Here is one important lesson that is illustrated in this story about the other Lazarus. Simply claiming a religious heritage and attending worship somewhat regularly are not guarantees of salvation. For all those who thought that calling yourself a Christian, or doing the occasional good deed, or getting to church as often as you could, or having some sort of personal religious experience was all that was expected of those who had hopes of heaven, this parable is a shocking wake-up call.
While salvation is God’s work, we are still called to live lives that are a participation in God’s gracious love for the world and for all people, especially the poor. When we separate ourselves from that covenant community, and especially when we ignore the needs of our poor brothers and sisters, then we are rejecting God’s salvation. And when we live lives that are really centered in ourselves and our wants and needs, like the rich man, when we don’t even see the poor man on our doorsteps, then we are not children of Abraham or followers of Jesus Christ. And that has serious consequences, as our parable illustrates. When we deny our responsibilities for our neighbors we are creating a great chasm between ourselves and God, and in the end we will suffer for it.
Let’s go back to our other Lazarus for a minute, the one who was dead in his tomb, because his situation also illustrates how desperate our situation is and how much we need God’s help. That Lazarus was wrapped in grave clothes and a stone had been used to seal the tomb. (In just a matter of days this is what would happen to Jesus himself.) When Jesus told them to roll the stone away, Martha, Lazarus’ sister, said to Jesus, somewhat indelicately, “Lord, already there is a stench because he has been dead four days.” That Lazarus was really and truly dead, wrapped in a shroud, sealed in a tomb. Only God could help him now.
Many people – certainly the rich man in our parable, and possibly some of us – but many people don’t realize how dead they really are. Sin is deadly. When we live for ourselves, apart from the covenant community, neglecting our responsibilities to God and our neighbor, then we are dead, in the tomb, sealed with the stone, and there is a stench. The good news is that in Jesus Christ, God can help us; God wants to help us. As he stood before the tomb of his friend Lazarus, Jesus wept. And he cried out with a loud voice, “Lazarus, come out.”
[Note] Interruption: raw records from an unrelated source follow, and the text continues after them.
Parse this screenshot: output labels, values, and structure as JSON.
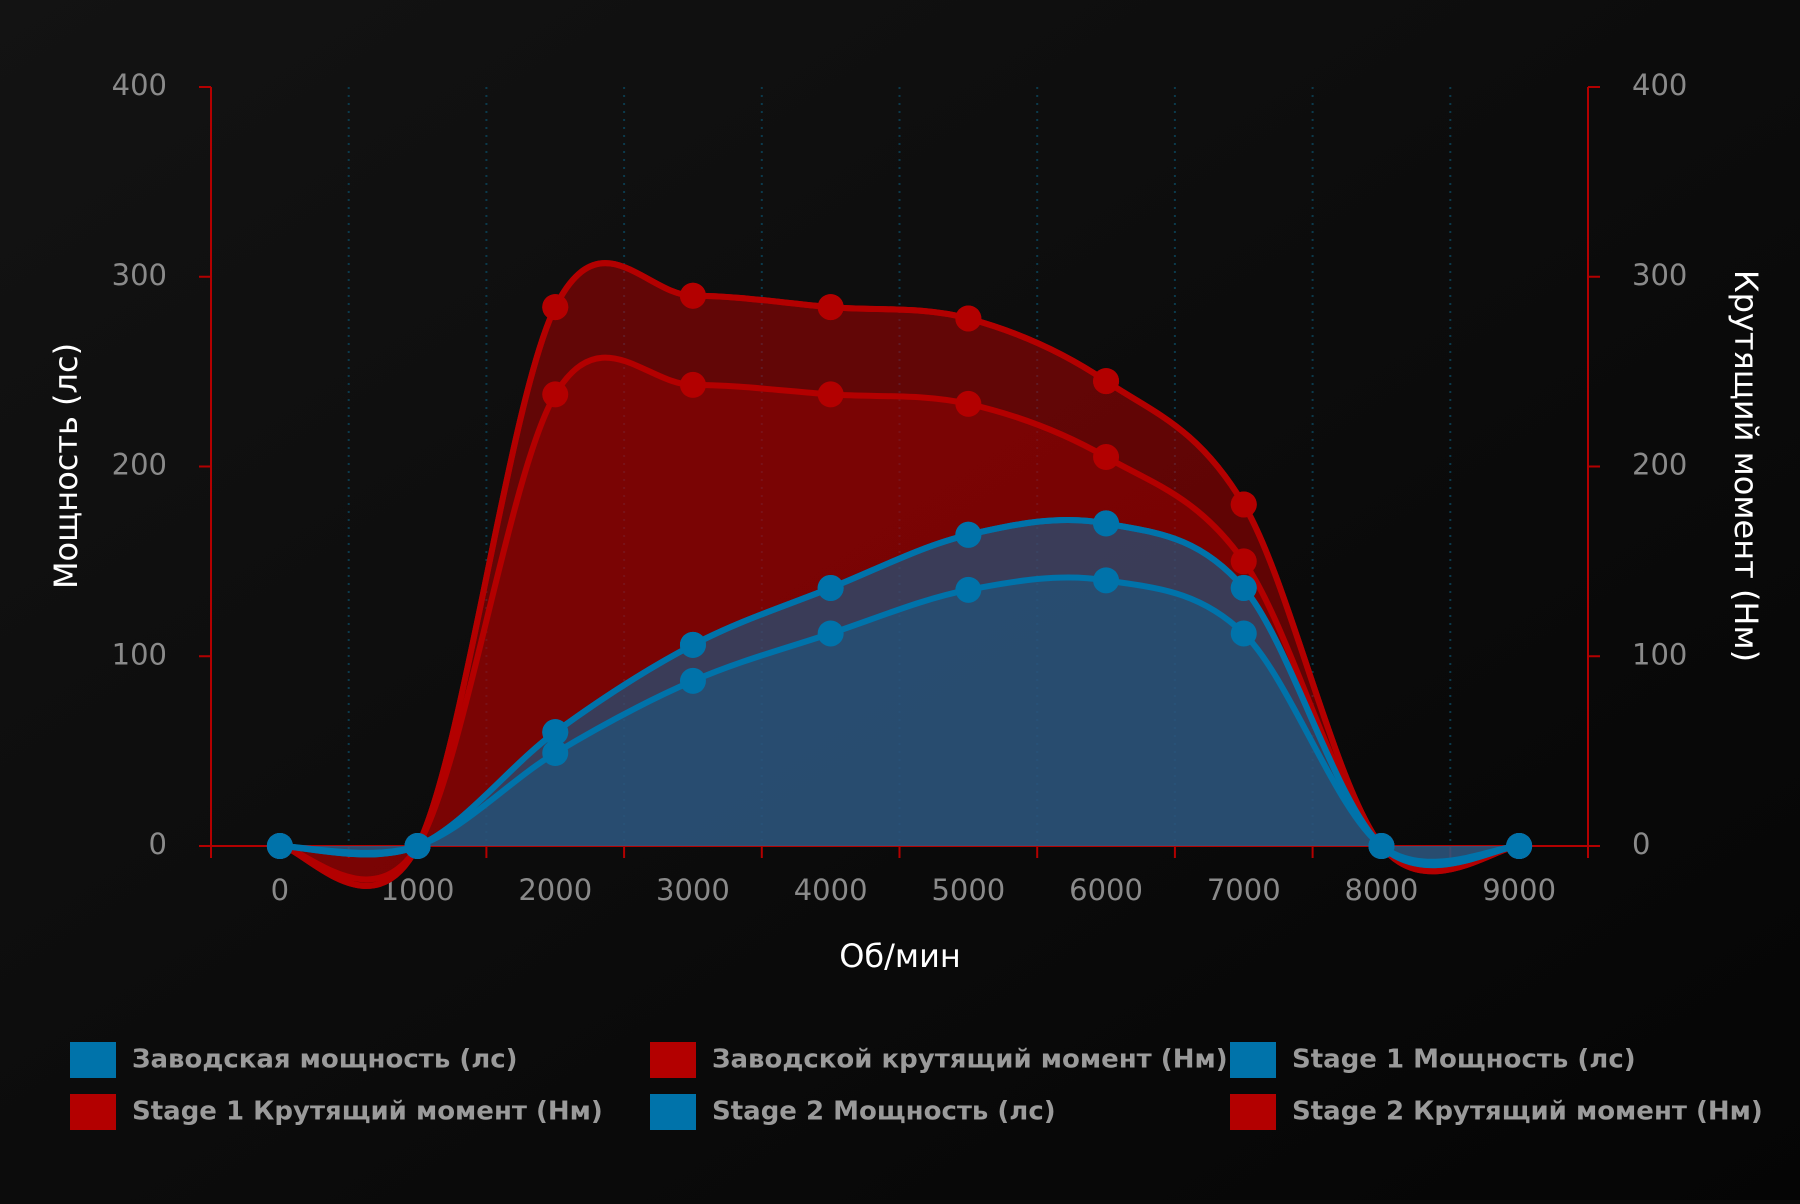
{
  "chart_data": {
    "type": "line",
    "x_label": "Об/мин",
    "y_label": "Мощность (лс)",
    "y2_label": "Крутящий момент (Нм)",
    "categories": [
      "0",
      "1000",
      "2000",
      "3000",
      "4000",
      "5000",
      "6000",
      "7000",
      "8000",
      "9000"
    ],
    "ylim": [
      0,
      400
    ],
    "yticks": [
      0,
      100,
      200,
      300,
      400
    ],
    "y2lim": [
      0,
      400
    ],
    "y2ticks": [
      0,
      100,
      200,
      300,
      400
    ],
    "grid": true,
    "fill": true,
    "series": [
      {
        "name": "Заводская мощность (лс)",
        "color": "#0073aa",
        "values": [
          0,
          0,
          49,
          87,
          112,
          135,
          140,
          112,
          0,
          0
        ]
      },
      {
        "name": "Заводской крутящий момент (Нм)",
        "color": "#b30000",
        "axis": "y2",
        "values": [
          0,
          0,
          238,
          243,
          238,
          233,
          205,
          150,
          0,
          0
        ]
      },
      {
        "name": "Stage 1 Мощность (лс)",
        "color": "#0073aa",
        "values": [
          0,
          0,
          60,
          106,
          136,
          164,
          170,
          136,
          0,
          0
        ]
      },
      {
        "name": "Stage 1 Крутящий момент (Нм)",
        "color": "#b30000",
        "axis": "y2",
        "values": [
          0,
          0,
          284,
          290,
          284,
          278,
          245,
          180,
          0,
          0
        ]
      },
      {
        "name": "Stage 2 Мощность (лс)",
        "color": "#0073aa",
        "values": [
          0,
          0,
          60,
          106,
          136,
          164,
          170,
          136,
          0,
          0
        ]
      },
      {
        "name": "Stage 2 Крутящий момент (Нм)",
        "color": "#b30000",
        "axis": "y2",
        "values": [
          0,
          0,
          284,
          290,
          284,
          278,
          245,
          180,
          0,
          0
        ]
      }
    ]
  }
}
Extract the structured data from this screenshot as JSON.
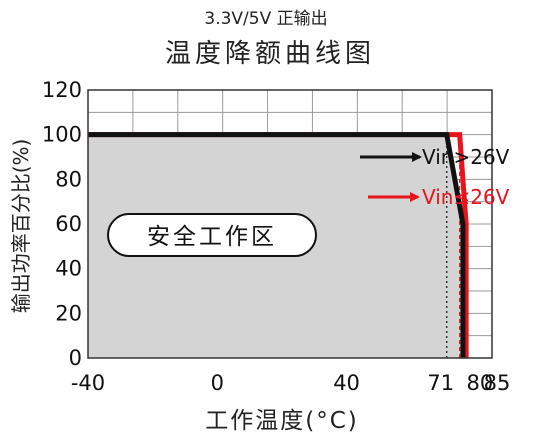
{
  "header": {
    "subtitle": "3.3V/5V 正输出",
    "title": "温度降额曲线图"
  },
  "chart_data": {
    "type": "line",
    "title": "温度降额曲线图",
    "subtitle": "3.3V/5V 正输出",
    "xlabel": "工作温度(°C)",
    "ylabel": "输出功率百分比(%)",
    "xlim": [
      -40,
      85
    ],
    "ylim": [
      0,
      120
    ],
    "x_tick_labels": [
      "-40",
      "0",
      "40",
      "71",
      "80",
      "85"
    ],
    "x_ticks": [
      -40,
      0,
      40,
      71,
      80,
      85
    ],
    "y_ticks": [
      0,
      20,
      40,
      60,
      80,
      100,
      120
    ],
    "y_tick_labels": [
      "0",
      "20",
      "40",
      "60",
      "80",
      "100",
      "120"
    ],
    "grid": true,
    "safe_area_label": "安全工作区",
    "series": [
      {
        "name": "Vin>26V",
        "color": "#111111",
        "x": [
          -40,
          71,
          76,
          76
        ],
        "y": [
          100,
          100,
          60,
          0
        ]
      },
      {
        "name": "Vin≤26V",
        "color": "#e8141b",
        "x": [
          -40,
          75,
          77,
          77
        ],
        "y": [
          100,
          100,
          60,
          0
        ]
      }
    ],
    "reference_lines": [
      {
        "x": 71,
        "color": "#111111",
        "style": "dotted"
      },
      {
        "x": 75,
        "color": "#e8141b",
        "style": "dashed"
      }
    ]
  }
}
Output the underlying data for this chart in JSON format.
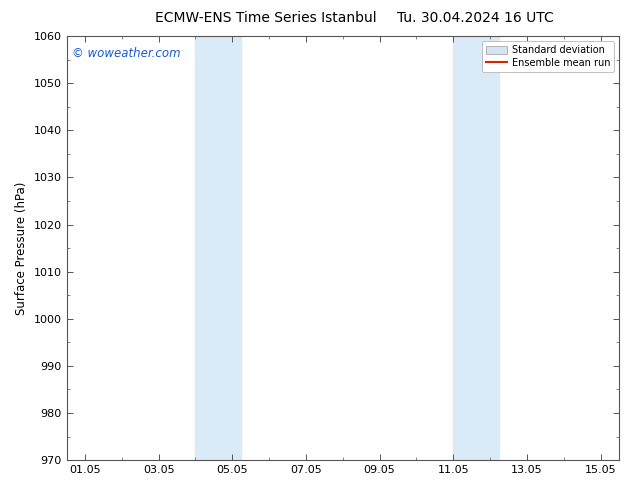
{
  "title_left": "ECMW-ENS Time Series Istanbul",
  "title_right": "Tu. 30.04.2024 16 UTC",
  "ylabel": "Surface Pressure (hPa)",
  "background_color": "#ffffff",
  "plot_bg_color": "#ffffff",
  "ylim": [
    970,
    1060
  ],
  "yticks": [
    970,
    980,
    990,
    1000,
    1010,
    1020,
    1030,
    1040,
    1050,
    1060
  ],
  "xtick_labels": [
    "01.05",
    "03.05",
    "05.05",
    "07.05",
    "09.05",
    "11.05",
    "13.05",
    "15.05"
  ],
  "xtick_positions": [
    1,
    3,
    5,
    7,
    9,
    11,
    13,
    15
  ],
  "xlim": [
    0.5,
    15.5
  ],
  "shaded_regions": [
    {
      "xmin": 4.0,
      "xmax": 5.25,
      "color": "#daeaf7"
    },
    {
      "xmin": 11.0,
      "xmax": 12.25,
      "color": "#daeaf7"
    }
  ],
  "watermark_text": "© woweather.com",
  "watermark_color": "#1a5acd",
  "legend_std_color": "#d4e4f0",
  "legend_std_edge": "#aaaaaa",
  "legend_mean_color": "#dd2200",
  "title_fontsize": 10,
  "tick_fontsize": 8,
  "ylabel_fontsize": 8.5
}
All Lazarus had to do was come out. He had to leave the tomb of death and the shroud of sin behind. Jesus had claimed him and he was raised. Now he had to live. And now he had to let his friends and family strip off the grave clothes so that he could rejoin the community of faith. We must be willing to receive new life from Christ. We must urge one another to leave those former lives in which we were entombed. We must help one another to remove the shrouds of sin that cling so closely.
This is what our parable and the story of Jesus’ dead friend tell us. We are Lazarus – he whom God helps. We are poor and helpless beggars who cannot help ourselves, but who must rely completely on a Savior to lift us up to new life. We must not be the complaisant rich man or his brothers who hear the Word of God and practice a hollow religion while living self-centered lives and ignoring the pain of the needy. Like the well-known Lazarus, we are people for whom Jesus wept, dead in our sins, entombed in a life that is not life. But, like that Lazarus, we are now those who have been called forth by the Lord of Life and set free from the tomb. And together we are the community of the redeemed who live to love and serve Christ and one another, fighting sin together, caring for the least of the brethren, and relying on the God who helps us.
Remember both Lazaruses. Hold those two stories of life and death and life after death together. Hear both the warning and the promise. Because you are Lazarus.